April 9, 2016

Lift

Russel, Ralph, and Homer Robison
Circa 1924
 “It took four of us to get this piano on the truck.”  My brother told me a few weeks ago while standing in my driveway.  A light rain added unwanted drama to our chore.
I glanced at my cousin, the former college lineman, and then back to my sibling, the former construction worker turned farmer.
“But there’s just three of us.”  I replied, glancing down at my own biceps, taught from years of grading papers.
My cousin nodded as he unlocked the tailgate. “Yep.”
Somehow, though, we did move the piano.  As promised, it was much heavier than it looked, but still we somehow grunted it off the truck, across the concrete driveway, and into my living room.  Fortunately it has wheels; fortunately my two relatives are not built like me.
Now the piano sits, cozy, decorated with framed photographs, occasionally being plinked on and plunked upon by one of my children, but really it just waits for the day it will be put into beautiful use, after years and years of lessons.  At least this is the narrative I have promised by wife, who is thus far less than thrilled that yet another piece of furniture has been added to our already cluttered home.

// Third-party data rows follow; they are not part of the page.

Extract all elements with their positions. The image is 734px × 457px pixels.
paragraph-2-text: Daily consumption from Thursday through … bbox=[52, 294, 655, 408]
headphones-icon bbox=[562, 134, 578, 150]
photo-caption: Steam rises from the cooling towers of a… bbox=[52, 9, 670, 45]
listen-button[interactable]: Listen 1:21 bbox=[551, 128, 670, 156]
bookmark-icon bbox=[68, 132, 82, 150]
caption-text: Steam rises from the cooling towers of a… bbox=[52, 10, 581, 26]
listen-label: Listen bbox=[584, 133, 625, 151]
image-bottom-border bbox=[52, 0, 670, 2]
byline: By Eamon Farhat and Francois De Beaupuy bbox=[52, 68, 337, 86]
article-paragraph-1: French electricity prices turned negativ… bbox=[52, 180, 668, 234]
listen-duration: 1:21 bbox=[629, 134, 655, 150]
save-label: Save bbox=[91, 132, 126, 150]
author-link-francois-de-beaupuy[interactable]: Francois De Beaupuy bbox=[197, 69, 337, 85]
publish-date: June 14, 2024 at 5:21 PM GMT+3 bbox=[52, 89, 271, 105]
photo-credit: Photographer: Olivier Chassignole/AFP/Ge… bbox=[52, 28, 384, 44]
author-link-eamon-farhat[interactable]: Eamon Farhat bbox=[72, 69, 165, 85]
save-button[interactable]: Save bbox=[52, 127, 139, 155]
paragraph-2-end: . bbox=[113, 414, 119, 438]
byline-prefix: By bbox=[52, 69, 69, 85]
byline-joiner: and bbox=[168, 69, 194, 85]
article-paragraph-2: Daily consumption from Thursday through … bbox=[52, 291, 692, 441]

The piano had to go somewhere, though.  My grandfather Ralph, who would have turned ninety-six this past Valentine’s Day, no longer needs it as accompaniment to his banjo.  Over the next two years my brother will update his old farm house, and in these new blueprints no piano sits.
Of all the grandchildren, I guess it makes sense I inherit this heirloom of an instrument.  Our newborn daughter has very long fingers, we have been told, and thus will make a suitable pianist.
Reflecting on my grandfather’s passing, I suppose funerals can tell us important things about a person.  The size of the crowd can give us hints about the person’s public persona; the eulogies give us the well-edited highlights; the tone of grief can give us clues to other questions:  how old were they?  How sick were they and for how long? 
What was their relationship with God?
We can perhaps get a better gauge of the person’s true character, however, when it comes time to divvy up the socks.
Despite his age, my grandpa Ralph put on his own socks up until this past August, when a fall broke his hip and sent him to the hospital.  The hip was fixed, but he never came home again.  He lingered in a twilight of months, his days filled with whispering nurses, winter sunlight through windows, many visits from family and friends.  We gathered to bury him in late January.  A month later we gathered again, this time to go through his stuff.
We were not a frantic collection of people.  Seven grandchildren, all well into shades of adulthood, drew numbers from a hat.  I was number three, which was fitting, I guess, as I was his third grandchild anyway.  Dad, though, as the lone survivor of grandpa’s three children, could have picked where everything went.  That was his legal right, but it wasn’t his style.
Instead we took turns.  We asked questions, like, “Does anyone want the bed?’ or “Who could use this desk?”  None of us truly needed anything and none of us were in a hurry.  We spent hours ambling from room to room, trying on hats, opening up drawers, laughing at pictures worn from use.
We play-wrestled with various memories, like childhood Christmases, when we all opened up more presents that we deserved, the living room full of crumpled up wrapping paper.
Like sitting in the drive way on upside down five gallon buckets, shucking sweet corn piled high in the back of the truck, or countless Sunday dinners, grownups in the dining room, kids in the kitchen, stories and laughter going back and forth between rooms.
The kindness of this man seems to be a common thread in so many of these memories, and it seemed as though a very real kindness thread itself into this memory, too.  As my father reminded us that morning before we started rummaging, for some families the process of inheritance can be most unkind.  It can be a headache at best and a disaster at worst.  Some families end.
This, though, will not be the case for Ralph’s family.  Granted, many acres of Illinois farmland will now change hands, but it will unlikely change plows.  Season will still fall into season; plant, grow, reap, repeat.  This steadiness has much to say about our grandfather and our grandma Lou and the life they lived, the examples they taught their own children.  This steadiness says more about them, in fact, than perhaps it says about any of us.
In a way, this may be their best legacy all along: a family at peace with itself and with each other, a family lifting up very heavy pianos instead of fighting over them.